I don't think the same can be said for other body parts that are being replaced.
posted by Capt. Bligh at 9:35 AM on January 5, 2006


Beethoven repeats the same measure some 48 times, uninterrupted in his last string quartet. Sometimes you just want to repeat stuff.
posted by Wolfdog at 9:43 AM on January 5, 2006


Any mention of Ravel's Bolero should include the film Allegro Non Troppo. Anyone who's seen it will know what I'm talking about, and any one who hasn't, should watch it.
posted by dragonmage at 9:43 AM on January 5, 2006


The other day I was at the music store and the checker was unable to identify impressionist music. And no, she wasn't new...and to make matters worse the checker next to her didn't know either.
posted by weapons-grade pandemonium at 10:18 AM on January 5, 2006


Is repetitiveness just part of a bolero?
posted by kenko at 10:25 AM on January 5, 2006


dude, Kraftwerk is awesome, you can buy ears but you can't buy taste.
posted by lbergstr at 3:52 PM on January 5, 2006


Bolero is repetitive because Ravel wrote it as an exercise in orchestration, and did not particularly intend it for performance. In that regard, it is astonishingly brilliant--but it still essentially is a technical exercise, hence the absence of any real development...or, well, development of any kind, really....and the complete absence of any contrasting material. Etc.

(I'm a conductor, have been saved the pain of having to conduct Bolero thus far.)

(the Wired article was good, though.

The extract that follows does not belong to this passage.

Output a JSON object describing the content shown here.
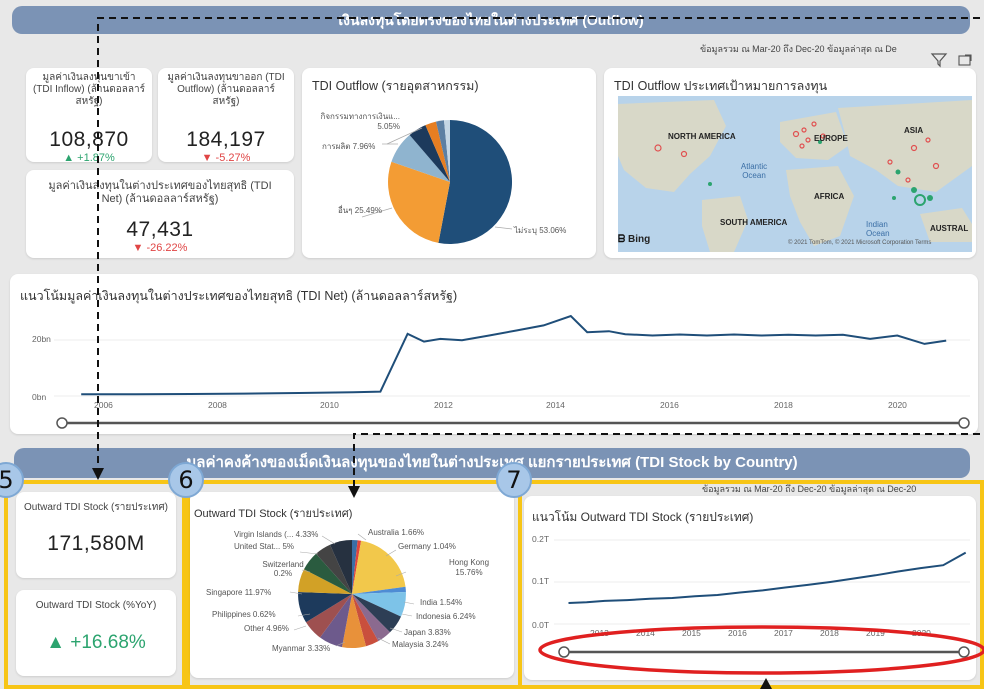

I'd put just about anything in my head to be able to hear music if I lost that ability.)
posted by LooseFilter at 5:59 PM on January 5, 2006


Imagine being able to give Helen Keller the opportunity to see, and her first request: a heapin' helping of goatse.
posted by rob511 at 6:15 PM on January 5, 2006


Boing Boing misquoted the Wired article, by saying the author was hacking his own implant's firmware. In fact he just writes about his experience as a guinea pig, beta testing various versions of the ear software, and saying how good or bad Bolero sounds with each version.